Compiled and Minified Resources
When building a website, you may want to minify your resources. That means that
you take your JavaScript and CSS (style sheets) and use a minifier that will
reduce the size of those files by using many strategies, like change long
variable names like numberOfChildren
to b
and removing line breaks. Also,
there are new languages that developers sometimes prefer to use instead of
JavaScript and CSS, that will be compiled by a compiler to become JavaScript
and CSS. CoffeeScript and SASS are two examples. When you build a website,
building those resources is something that could be done manually. For example,
just before you deploy, you minify all your resources by using the command
line.
When building a web application, that process has to be automated. Some reasons are:
- You do not simply copy your code to the server when you want to deploy (see deployment above). Some other server will deploy for you.
- The code is kept under source control. When the code is compiled and minified, it's generally on one single line, which means that the whole file that contains all of your JavaScript changes every time you change one single character in one of your file. This result if huge changes in every commit, which makes the repository bigger (takes longer to clone) and harder to understand.
- The minified version also needs to be tested by the CI server.
- The version deployed has to be the one tested on the CI server.
- The code changes a lot. Building the minified files manually every time would not make sense.

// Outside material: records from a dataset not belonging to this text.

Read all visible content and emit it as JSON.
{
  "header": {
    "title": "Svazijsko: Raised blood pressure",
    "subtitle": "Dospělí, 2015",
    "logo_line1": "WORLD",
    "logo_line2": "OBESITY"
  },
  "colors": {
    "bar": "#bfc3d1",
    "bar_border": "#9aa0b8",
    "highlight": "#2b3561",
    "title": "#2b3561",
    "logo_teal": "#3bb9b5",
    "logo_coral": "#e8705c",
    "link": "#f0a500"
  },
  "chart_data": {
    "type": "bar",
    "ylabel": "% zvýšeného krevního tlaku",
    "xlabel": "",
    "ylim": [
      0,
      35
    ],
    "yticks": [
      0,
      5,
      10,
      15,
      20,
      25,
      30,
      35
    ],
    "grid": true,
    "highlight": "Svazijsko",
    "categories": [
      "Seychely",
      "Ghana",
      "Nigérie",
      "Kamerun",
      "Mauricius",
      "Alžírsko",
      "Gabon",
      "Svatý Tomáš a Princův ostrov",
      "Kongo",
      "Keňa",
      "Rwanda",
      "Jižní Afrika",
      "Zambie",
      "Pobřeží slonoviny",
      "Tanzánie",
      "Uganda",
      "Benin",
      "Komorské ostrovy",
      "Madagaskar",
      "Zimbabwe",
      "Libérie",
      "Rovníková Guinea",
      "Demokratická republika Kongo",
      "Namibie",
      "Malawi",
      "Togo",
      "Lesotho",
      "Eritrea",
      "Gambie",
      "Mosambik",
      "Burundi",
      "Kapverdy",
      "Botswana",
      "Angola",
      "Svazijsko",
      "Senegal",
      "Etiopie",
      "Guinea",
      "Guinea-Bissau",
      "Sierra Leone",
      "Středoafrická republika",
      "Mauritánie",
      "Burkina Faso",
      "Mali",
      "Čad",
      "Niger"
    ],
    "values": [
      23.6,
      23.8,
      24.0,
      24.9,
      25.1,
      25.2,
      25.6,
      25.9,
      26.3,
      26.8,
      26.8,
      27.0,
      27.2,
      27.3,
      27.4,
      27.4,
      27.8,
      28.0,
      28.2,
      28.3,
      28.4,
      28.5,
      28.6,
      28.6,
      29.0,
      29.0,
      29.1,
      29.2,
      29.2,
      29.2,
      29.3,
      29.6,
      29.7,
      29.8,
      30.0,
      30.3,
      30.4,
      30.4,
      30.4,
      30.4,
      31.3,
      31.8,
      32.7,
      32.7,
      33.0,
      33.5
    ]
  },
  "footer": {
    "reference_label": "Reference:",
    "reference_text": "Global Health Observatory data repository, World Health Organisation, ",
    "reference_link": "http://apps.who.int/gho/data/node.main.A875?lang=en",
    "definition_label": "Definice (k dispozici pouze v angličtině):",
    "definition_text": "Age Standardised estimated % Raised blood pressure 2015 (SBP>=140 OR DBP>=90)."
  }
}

Doing the setup of the automated minification/compiling is something that also requires time and could be skipped when building a website.
The Discardable Prototype To Test Market Fit
Until now, I talked about a website vs a web application. I used the website comparison, but it could probably also be valid with a prototype application that you only want to use to discover if your idea has a market fit.
If you intend to throw away your prototype application right after you discovered if your idea has, or not, a market fit, you could consider prototype applications to have the same characteristics that a website would have. In theory that is true. You will never need to maintain the code, so you don't have to bother about making it evolvable.
However, there are some more considerations before you can go that path.
First, it's really easy to fall in the trap of thinking that you will discard your prototype application really soon. In practice, the code base rarely gets thrown away. A total rewrite is extremely rare. The shortcut you take now will stay with you for a really long time. It will cost you money and agility.
Second, it's not always possible to do a quick prototype like that. I'm going back to the example I started with: the client wanted an application that would have access to users' bank accounts, see transaction history and other data and perform ACH transactions. This is a case where the application will store really sensitive data and would be able to perform really sensible operations. A bug or a security breach would be a disaster for the users, the client, the developer and everyone in between. In those cases, you have to write reliable software. That means using the best practices mentioned above, like automated testing.
Back to Grawl
Like I was saying in the introduction, I'm currently pushing Grawl to bring it to an MVP level. In this case, I'm my own client. I would really like it to get there faster.
I'm currently writing the code that handles the credit cards. It seems quite simple at first, but a lot of use cases have to be covered by the automated tests. Otherwise, I could be charging too much to someone, leak private data, allow someone to use the application without paying the correct amount, etc.
It takes time.
But building that part properly is required. That's not an optional feature.
In Summary
This was a super long article, but I think writing a shorter one would not have covered enough to be taken seriously.
Building software the right way requires time, but everyone wins in the end.